Un message simple : les personnes peuvent résoudre les conflits




Munich – Lorsque Dekha Ibrahim Abdi se présente au cours de gym de l’école Salvator Girls’ School à Munich, la salle se retrouve plongée dans le silence. Les jeunes filles de 16 ans sont immédiatement médusées par sa présence. Elle porte un foulard de couleur verte autour du visage et une robe longue assortie. De la sérénité et de la fermeté se dégagent de ses yeux marron foncé.



Elle est venue à Munich sur invitation du Nord Süd Forum pour parler de son activité de pacificatrice. Son message est simple: les personnes peuvent résoudre les conflits, même si ceux-ci semblent parfois désespérés.

Dekha Ibrahim Abdi s’avance vers le microphone et parle clairement, expliquant comment elle a recours à des méthodes simples pour intervenir en qualité de médiatrice entre des personnes qui, sous l’emprise de la colère et du désespoir, risqueraient sinon de prendre les armes.

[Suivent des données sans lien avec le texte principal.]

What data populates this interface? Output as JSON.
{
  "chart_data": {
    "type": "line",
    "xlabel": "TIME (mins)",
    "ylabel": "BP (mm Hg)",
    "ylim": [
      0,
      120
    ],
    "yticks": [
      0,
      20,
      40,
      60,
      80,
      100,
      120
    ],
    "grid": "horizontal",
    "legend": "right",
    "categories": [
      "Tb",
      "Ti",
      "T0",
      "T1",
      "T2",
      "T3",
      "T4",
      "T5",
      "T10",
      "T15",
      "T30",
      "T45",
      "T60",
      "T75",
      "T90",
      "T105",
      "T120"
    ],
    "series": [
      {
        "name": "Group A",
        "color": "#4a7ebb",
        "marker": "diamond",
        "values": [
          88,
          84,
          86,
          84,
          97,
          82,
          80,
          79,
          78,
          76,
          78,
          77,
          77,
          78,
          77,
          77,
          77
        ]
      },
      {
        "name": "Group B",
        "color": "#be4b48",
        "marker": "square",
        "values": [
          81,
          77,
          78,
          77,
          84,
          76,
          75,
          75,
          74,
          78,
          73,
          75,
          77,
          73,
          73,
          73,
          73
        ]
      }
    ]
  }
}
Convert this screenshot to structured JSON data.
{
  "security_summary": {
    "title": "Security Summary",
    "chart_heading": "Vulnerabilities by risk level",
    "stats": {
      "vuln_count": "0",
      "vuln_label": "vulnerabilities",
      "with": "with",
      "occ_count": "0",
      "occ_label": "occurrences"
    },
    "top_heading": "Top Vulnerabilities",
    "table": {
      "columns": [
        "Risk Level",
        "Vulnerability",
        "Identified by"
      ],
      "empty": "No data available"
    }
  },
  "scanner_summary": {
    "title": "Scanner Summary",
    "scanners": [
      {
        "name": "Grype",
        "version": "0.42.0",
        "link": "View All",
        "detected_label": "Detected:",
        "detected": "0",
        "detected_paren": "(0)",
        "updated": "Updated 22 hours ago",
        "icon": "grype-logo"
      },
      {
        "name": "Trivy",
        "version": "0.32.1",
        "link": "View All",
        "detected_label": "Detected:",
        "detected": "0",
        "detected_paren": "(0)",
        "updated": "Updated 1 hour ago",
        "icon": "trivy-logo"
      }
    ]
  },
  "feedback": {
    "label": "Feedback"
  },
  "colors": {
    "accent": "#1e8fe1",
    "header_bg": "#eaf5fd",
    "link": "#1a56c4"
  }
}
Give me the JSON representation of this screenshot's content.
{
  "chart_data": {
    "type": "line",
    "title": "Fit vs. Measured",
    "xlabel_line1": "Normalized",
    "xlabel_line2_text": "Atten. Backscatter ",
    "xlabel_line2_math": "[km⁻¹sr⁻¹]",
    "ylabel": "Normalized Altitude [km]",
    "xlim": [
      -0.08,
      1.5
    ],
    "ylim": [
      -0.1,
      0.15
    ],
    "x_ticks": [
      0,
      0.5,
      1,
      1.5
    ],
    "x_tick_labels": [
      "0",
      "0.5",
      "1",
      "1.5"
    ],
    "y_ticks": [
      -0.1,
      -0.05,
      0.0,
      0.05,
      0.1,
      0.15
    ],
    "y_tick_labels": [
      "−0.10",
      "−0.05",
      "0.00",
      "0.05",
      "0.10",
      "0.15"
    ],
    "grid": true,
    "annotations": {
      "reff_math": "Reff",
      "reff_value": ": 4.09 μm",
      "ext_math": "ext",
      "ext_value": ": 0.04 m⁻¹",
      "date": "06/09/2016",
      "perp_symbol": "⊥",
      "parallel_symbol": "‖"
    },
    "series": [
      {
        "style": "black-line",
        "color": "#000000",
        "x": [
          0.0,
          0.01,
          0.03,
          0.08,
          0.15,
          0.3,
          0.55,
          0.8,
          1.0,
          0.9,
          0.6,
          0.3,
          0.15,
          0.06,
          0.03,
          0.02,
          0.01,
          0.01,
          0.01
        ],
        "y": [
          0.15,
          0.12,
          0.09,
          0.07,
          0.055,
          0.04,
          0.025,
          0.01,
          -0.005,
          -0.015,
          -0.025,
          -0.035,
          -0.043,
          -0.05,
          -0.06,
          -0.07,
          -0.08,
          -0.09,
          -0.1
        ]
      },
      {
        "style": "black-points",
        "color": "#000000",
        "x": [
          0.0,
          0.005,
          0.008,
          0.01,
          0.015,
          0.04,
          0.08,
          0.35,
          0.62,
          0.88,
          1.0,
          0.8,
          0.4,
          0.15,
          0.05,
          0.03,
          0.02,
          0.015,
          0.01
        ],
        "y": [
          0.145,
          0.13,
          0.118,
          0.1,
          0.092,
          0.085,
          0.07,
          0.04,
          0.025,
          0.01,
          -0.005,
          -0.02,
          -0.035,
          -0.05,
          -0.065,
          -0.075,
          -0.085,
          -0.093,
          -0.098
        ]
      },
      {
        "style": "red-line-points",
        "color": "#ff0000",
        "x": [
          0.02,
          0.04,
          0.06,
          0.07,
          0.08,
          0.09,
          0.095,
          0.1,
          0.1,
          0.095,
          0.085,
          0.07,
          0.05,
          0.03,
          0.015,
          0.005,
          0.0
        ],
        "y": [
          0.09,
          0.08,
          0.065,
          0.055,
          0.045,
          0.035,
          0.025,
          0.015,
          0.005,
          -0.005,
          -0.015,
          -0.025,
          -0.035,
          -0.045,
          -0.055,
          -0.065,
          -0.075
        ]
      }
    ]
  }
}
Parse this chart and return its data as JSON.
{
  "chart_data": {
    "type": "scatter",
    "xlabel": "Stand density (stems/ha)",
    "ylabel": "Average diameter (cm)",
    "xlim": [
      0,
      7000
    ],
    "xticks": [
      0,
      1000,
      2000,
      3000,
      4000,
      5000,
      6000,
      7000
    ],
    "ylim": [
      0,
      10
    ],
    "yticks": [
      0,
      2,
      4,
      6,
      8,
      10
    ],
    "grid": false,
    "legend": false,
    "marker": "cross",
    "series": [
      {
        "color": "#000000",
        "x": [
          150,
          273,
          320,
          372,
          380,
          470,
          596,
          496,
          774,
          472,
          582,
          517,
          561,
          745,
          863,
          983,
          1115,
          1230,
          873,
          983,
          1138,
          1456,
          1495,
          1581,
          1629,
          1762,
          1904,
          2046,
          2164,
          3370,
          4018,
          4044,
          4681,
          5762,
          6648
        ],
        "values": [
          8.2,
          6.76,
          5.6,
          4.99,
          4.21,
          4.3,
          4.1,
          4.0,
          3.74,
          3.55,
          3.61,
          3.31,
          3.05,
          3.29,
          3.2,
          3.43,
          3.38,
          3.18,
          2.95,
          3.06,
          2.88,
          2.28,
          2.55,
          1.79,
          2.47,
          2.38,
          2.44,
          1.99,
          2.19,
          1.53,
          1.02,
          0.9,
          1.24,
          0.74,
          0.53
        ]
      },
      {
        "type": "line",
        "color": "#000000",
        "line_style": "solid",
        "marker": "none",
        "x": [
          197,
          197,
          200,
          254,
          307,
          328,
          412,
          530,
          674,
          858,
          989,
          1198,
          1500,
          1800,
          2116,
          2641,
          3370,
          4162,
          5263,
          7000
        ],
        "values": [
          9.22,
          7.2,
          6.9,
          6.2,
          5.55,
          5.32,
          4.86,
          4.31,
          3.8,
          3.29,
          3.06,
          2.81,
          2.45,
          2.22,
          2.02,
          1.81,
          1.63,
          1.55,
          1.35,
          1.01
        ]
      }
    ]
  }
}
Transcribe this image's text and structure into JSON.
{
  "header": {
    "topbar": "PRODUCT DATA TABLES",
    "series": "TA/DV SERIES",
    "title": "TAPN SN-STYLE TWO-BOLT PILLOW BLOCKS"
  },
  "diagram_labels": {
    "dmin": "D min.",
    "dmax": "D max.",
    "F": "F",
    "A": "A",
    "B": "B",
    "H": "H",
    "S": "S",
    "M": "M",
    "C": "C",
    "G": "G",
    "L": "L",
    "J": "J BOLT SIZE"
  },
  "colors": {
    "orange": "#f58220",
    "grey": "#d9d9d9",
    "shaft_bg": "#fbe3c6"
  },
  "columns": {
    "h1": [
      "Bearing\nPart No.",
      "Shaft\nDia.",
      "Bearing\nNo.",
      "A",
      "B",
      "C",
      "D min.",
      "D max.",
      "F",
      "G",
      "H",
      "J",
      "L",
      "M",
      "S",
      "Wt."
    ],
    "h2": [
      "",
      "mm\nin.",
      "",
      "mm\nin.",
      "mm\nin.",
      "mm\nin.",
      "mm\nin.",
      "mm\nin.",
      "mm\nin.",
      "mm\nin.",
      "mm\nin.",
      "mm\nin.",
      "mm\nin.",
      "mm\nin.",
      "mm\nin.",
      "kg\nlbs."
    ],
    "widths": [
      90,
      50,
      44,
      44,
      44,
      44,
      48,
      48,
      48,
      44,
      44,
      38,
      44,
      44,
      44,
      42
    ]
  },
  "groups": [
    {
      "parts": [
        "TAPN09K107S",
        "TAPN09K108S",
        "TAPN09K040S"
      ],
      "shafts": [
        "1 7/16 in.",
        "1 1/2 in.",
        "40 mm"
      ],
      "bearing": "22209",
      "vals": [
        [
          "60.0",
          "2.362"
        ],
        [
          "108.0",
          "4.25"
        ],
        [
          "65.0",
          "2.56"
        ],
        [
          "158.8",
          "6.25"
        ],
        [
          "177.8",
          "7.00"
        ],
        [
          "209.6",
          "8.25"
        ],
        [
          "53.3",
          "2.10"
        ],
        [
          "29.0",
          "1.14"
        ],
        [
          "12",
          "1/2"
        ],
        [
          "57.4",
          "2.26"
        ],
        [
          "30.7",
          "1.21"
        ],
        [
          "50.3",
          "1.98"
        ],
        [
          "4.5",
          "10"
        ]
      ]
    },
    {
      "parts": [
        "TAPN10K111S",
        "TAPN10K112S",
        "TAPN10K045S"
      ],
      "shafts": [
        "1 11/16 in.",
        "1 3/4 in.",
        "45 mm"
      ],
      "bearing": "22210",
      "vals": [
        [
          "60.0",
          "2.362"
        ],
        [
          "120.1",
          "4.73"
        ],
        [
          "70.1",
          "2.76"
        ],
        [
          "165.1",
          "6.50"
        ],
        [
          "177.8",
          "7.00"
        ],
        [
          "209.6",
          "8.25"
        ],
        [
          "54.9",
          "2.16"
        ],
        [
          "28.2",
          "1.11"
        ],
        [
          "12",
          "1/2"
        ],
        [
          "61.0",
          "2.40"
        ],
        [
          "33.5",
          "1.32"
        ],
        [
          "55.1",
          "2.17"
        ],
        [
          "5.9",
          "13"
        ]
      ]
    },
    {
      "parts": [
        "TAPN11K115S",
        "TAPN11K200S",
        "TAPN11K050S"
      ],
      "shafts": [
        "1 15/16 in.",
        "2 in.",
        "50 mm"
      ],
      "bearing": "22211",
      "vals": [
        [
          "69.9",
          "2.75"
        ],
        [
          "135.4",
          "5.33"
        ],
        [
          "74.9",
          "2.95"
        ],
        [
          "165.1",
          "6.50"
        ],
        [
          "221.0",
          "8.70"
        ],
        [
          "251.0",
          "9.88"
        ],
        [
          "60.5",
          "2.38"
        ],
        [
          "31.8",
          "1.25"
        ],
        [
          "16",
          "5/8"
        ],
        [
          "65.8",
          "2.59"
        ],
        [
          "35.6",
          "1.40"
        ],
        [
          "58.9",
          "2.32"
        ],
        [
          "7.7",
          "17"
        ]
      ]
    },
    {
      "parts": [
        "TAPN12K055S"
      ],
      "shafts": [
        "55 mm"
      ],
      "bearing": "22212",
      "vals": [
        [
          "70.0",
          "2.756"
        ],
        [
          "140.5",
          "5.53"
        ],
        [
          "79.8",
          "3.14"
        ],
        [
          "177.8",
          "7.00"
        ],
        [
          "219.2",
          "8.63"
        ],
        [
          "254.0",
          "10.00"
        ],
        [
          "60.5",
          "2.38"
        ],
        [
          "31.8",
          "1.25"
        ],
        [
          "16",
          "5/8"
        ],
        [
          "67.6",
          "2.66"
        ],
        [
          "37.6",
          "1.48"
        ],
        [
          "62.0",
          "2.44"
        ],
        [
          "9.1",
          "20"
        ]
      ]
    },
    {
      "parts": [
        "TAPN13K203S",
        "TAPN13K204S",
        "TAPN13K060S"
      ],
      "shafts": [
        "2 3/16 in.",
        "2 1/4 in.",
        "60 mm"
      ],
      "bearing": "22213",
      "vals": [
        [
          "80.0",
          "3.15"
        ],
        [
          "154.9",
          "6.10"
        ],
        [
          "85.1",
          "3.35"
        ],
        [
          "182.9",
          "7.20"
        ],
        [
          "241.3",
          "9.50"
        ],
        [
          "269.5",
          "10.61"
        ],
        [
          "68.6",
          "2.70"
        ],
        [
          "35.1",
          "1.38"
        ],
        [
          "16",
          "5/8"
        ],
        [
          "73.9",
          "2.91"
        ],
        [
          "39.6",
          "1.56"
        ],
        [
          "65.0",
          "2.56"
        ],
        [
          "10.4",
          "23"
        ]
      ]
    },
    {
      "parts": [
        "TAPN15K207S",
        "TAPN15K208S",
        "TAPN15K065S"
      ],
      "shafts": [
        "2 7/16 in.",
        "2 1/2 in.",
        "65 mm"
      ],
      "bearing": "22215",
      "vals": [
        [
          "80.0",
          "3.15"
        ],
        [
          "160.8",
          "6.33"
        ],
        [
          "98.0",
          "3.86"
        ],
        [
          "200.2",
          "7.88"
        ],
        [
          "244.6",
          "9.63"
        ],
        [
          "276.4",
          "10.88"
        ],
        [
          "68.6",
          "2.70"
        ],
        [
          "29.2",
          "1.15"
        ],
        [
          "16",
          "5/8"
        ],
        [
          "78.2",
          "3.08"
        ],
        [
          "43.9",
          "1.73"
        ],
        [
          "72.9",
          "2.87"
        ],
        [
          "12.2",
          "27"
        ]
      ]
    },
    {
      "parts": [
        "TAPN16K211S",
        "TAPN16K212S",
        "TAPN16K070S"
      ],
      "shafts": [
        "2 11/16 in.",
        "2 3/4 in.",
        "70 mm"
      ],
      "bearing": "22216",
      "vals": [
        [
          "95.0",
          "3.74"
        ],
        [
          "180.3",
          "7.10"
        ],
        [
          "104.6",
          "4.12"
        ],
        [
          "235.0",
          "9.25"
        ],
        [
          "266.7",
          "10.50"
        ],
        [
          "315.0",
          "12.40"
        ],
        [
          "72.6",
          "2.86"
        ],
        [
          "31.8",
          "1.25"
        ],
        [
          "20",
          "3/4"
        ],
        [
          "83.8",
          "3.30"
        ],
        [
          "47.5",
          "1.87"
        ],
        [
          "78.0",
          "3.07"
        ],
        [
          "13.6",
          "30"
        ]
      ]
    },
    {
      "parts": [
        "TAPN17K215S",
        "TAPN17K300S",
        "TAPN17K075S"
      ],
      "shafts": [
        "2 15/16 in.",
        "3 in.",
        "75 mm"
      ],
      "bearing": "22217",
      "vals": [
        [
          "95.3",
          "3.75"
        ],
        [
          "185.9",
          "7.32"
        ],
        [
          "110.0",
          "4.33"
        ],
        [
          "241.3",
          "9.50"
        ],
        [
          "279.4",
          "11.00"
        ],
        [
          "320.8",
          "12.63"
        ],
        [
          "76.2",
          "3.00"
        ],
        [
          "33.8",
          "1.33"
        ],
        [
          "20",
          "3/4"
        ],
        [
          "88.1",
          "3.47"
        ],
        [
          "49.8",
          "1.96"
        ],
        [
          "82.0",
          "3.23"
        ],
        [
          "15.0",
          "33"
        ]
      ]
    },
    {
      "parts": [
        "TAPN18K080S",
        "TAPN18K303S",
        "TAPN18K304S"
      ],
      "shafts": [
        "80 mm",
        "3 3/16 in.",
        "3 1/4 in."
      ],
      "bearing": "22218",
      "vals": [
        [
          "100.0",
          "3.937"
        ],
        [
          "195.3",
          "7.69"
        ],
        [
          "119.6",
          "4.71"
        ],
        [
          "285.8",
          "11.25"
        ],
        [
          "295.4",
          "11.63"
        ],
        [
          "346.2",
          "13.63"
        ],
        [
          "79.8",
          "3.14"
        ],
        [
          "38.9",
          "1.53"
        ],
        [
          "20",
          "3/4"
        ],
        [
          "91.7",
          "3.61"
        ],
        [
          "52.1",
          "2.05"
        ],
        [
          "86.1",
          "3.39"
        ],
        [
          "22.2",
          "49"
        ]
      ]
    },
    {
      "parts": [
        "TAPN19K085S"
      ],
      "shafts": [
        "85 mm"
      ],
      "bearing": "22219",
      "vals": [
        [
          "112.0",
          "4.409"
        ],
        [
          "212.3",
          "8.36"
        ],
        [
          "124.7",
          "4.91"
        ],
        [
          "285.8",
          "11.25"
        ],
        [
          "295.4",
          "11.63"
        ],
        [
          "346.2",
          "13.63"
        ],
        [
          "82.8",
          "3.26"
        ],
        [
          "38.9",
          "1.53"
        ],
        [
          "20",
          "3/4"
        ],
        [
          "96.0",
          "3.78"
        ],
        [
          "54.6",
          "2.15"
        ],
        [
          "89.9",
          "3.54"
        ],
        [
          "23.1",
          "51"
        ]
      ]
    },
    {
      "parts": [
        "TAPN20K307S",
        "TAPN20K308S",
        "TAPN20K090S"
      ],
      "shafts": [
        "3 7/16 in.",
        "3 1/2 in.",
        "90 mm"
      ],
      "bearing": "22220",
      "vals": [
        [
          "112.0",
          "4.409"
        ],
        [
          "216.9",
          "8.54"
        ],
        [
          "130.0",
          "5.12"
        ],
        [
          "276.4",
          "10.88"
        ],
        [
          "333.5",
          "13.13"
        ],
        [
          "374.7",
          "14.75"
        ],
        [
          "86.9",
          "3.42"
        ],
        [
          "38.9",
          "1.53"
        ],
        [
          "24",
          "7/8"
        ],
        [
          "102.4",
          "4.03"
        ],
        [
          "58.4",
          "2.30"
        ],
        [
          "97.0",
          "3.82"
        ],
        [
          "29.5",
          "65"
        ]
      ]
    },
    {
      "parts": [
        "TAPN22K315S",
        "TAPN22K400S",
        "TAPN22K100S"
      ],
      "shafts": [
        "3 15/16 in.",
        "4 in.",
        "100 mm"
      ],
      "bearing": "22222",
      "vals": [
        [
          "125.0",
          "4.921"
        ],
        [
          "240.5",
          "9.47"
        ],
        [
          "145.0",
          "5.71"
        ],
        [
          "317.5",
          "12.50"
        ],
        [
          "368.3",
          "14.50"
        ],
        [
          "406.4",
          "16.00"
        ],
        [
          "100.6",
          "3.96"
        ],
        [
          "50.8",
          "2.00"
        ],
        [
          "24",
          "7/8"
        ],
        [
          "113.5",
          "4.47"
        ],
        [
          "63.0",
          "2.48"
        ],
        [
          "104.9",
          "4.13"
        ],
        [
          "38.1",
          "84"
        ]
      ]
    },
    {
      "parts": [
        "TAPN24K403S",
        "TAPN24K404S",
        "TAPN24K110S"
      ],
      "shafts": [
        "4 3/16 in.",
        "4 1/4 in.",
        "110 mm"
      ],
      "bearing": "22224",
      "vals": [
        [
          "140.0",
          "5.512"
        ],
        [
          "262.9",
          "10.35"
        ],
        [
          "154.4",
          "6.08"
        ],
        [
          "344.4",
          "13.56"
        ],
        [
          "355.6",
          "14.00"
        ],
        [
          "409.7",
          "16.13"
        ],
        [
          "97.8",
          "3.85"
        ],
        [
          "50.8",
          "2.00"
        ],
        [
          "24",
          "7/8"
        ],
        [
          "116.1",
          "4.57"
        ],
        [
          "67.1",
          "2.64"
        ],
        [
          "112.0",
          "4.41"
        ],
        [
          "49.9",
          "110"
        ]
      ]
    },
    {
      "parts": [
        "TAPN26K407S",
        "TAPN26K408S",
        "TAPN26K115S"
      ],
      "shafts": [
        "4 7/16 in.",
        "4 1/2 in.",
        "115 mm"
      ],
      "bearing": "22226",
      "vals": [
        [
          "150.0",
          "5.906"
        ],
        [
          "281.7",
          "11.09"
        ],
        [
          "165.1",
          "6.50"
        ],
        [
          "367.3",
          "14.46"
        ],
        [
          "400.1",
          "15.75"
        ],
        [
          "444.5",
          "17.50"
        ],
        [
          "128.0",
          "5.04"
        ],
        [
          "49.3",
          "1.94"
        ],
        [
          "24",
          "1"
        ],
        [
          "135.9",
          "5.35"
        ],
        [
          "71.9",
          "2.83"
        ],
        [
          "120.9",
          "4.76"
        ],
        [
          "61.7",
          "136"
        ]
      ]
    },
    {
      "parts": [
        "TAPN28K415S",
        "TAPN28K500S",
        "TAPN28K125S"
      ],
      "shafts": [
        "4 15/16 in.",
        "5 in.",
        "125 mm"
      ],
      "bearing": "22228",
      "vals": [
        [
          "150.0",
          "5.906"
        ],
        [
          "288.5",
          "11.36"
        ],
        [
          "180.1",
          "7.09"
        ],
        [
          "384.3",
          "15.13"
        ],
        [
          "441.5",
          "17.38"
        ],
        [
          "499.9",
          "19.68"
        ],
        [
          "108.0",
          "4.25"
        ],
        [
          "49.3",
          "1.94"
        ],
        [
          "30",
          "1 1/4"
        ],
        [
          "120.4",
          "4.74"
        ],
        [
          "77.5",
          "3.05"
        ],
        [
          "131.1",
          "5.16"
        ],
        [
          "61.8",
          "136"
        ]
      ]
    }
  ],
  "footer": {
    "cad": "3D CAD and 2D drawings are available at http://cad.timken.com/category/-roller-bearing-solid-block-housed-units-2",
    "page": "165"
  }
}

Abdi ne sait que trop bien que la violence existe. Elle est née dans le district de Wajir, dans le nord-est du Kenya, région limitrophe de la Somalie, et elle appartient à la communauté ethnique somalienne. Traditionnellement, les femmes ont une place importante dans la société nomade en Somalie. “Dans cette région inhospitalière, les femmes ont toujours contribué aux besoins de leurs familles”, explique Abdi.

Le district de Wajir n’est pas une région paisible. L’état d’urgence y a été décrété jusqu’en 1990 alors que les rebelles somaliens combattaient pour la rattacher à la Somalie. Le gouvernement kenyan a contraint la population à vivre dans des villages surveillés et un certain nombre de conflits armés ont éclaté entre clans rivaux. Aujourd’hui encore, les conflits sont courants dans cette région extrêmement pauvre à cause des points d’eau, de vols de bétail et de querelles familiales.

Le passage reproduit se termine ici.